1. A method of testing an information recording medium, comprising:

a step of attaching an artificial fingerprint to an incident surface of an information recording medium;

a step of reproducing a signal recorded in an attached region to which the artificial fingerprint has been attached; and

a step of judging whether the information recording medium is defective or non-defective based on a signal quality of the reproduced signal.

2. A method of testing an information recording medium according to claim 1,

wherein the step of judging judges whether the information recording medium is defective or non-defective based on an error rate as the signal quality.

3. A method of testing an information recording medium according to claim 1,

further comprising, before the step of attaching the artificial fingerprint, a step of recording the signal in at least the attached region.

4. A method of testing an information recording medium according to claim 1,

further comprising, after the step of attaching the artificial fingerprint, a step of recording the signal in at least the attached region.

5. A method of testing an information recording medium according to claim 1,

comprising, as the step of attaching the artificial fingerprint, at least a first substep of pressing a transfer member onto an artificial fingerprint liquid supplying member, which has been impregnated with artificial fingerprint liquid or to which artificial fingerprint liquid has been attached, to attach the artificial fingerprint liquid to the transfer member and a second substep of pressing the transfer member, onto which the artificial fingerprint liquid has been attached, onto the incident surface of the information recording medium.

6. A method of testing an information recording medium according to claim 5,

wherein when testing a plurality of information recording media, a pressing pressure of the transfer member on the artificial fingerprint liquid supplying member is kept constant in the step of attaching the artificial fingerprint.

7. A method of testing an information recording medium according to claim 5,

wherein when testing a plurality of information recording media, a pressing pressure of the transfer member on the incident surface is kept constant in the step of attaching the artificial fingerprint.

8. A method of testing an information recording medium according to claim 5,

wherein an amount of the artificial fingerprint liquid impregnated in or attached to the artificial fingerprint liquid supplying member is kept at a predetermined amount.

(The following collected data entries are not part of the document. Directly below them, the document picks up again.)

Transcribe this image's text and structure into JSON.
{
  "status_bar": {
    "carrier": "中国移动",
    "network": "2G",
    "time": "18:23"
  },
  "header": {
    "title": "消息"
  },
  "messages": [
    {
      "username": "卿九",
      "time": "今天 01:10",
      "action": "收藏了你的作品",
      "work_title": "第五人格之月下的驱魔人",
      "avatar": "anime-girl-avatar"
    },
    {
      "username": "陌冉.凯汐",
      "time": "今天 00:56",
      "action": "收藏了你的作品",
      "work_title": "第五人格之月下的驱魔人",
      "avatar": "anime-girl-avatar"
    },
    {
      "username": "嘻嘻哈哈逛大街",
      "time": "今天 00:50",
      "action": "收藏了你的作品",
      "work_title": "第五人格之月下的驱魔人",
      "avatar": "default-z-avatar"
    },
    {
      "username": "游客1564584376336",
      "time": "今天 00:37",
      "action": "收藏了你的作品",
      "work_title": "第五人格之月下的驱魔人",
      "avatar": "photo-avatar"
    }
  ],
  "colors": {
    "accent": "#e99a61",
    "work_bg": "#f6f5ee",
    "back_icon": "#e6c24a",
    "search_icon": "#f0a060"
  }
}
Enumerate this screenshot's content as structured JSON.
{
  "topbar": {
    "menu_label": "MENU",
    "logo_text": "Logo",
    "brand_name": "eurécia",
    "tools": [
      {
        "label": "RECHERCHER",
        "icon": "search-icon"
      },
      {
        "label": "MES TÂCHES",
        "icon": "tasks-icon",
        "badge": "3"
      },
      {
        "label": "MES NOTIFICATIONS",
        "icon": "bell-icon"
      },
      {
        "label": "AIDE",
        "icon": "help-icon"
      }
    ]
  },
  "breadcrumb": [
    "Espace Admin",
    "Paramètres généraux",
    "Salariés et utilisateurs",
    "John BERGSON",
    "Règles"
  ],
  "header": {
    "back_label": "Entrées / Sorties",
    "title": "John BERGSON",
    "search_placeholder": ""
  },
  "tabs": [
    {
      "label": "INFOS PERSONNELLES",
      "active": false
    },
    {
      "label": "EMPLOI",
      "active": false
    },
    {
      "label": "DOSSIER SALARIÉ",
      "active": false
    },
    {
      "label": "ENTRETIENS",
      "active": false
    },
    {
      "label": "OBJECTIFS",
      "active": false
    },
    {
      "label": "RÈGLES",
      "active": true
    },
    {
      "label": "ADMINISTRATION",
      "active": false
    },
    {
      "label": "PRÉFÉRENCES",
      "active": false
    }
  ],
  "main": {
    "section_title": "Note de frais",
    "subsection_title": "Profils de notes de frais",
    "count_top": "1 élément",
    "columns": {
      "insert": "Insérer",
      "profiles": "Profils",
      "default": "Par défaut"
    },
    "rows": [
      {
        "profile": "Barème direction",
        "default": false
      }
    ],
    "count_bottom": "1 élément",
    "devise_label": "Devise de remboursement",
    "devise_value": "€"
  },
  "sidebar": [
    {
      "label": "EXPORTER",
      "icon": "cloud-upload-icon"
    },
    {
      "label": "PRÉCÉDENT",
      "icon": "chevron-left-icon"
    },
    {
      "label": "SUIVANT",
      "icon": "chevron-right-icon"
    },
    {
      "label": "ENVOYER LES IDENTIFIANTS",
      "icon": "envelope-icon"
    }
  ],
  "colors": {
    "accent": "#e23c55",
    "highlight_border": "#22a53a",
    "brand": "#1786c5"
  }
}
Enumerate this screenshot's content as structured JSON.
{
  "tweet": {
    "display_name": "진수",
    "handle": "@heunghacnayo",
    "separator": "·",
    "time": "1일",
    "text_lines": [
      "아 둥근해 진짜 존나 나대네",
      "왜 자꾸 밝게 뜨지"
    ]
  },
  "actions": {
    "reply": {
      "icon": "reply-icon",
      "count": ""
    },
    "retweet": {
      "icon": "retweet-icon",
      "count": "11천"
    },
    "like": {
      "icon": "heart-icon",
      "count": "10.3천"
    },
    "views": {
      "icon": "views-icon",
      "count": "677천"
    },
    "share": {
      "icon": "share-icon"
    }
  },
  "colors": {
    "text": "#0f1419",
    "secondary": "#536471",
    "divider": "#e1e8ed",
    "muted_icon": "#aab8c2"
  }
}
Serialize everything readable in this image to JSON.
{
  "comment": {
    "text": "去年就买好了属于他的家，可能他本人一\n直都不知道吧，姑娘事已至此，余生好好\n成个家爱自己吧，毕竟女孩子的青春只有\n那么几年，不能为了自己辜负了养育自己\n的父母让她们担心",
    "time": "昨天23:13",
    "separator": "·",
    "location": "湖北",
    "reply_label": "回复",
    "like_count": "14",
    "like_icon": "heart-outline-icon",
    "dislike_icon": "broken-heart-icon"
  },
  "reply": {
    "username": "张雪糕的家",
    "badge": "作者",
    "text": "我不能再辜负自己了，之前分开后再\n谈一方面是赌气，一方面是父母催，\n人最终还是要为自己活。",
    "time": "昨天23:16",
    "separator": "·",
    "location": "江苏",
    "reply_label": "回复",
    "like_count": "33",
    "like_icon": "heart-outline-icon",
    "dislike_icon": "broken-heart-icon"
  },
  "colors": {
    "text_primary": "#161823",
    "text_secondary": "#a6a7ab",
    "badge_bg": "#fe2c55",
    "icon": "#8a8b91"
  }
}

9. A method of testing an information recording medium according to claim 1,

wherein the step of reproducing the signal is carried out in an environment that satisfies a condition where λ/NA is 640 nm or below where λ is a wavelength of a laser beam used to reproduce the signal and NA is a numerical aperture of an objective lens for focusing the laser beam.

10. A method of testing an information recording medium according to claim 9,

wherein an information recording medium whose light transmitting layer is no thicker than 200 μm is tested.

11. A method of testing an information recording medium according to claim 1,

wherein the information recording medium that is tested is constructed for use as a bare disc.

12. An information recording medium testing apparatus, comprising:

a fingerprint attaching unit that attaches an artificial fingerprint onto an incident surface of an information recording medium;

a signal reproducing unit that reproduces a signal recorded in an attached region to which the artificial fingerprint has been attached; and

a judging unit that judges whether the information recording medium is defective or non-defective based on a signal quality of the reproduced signal.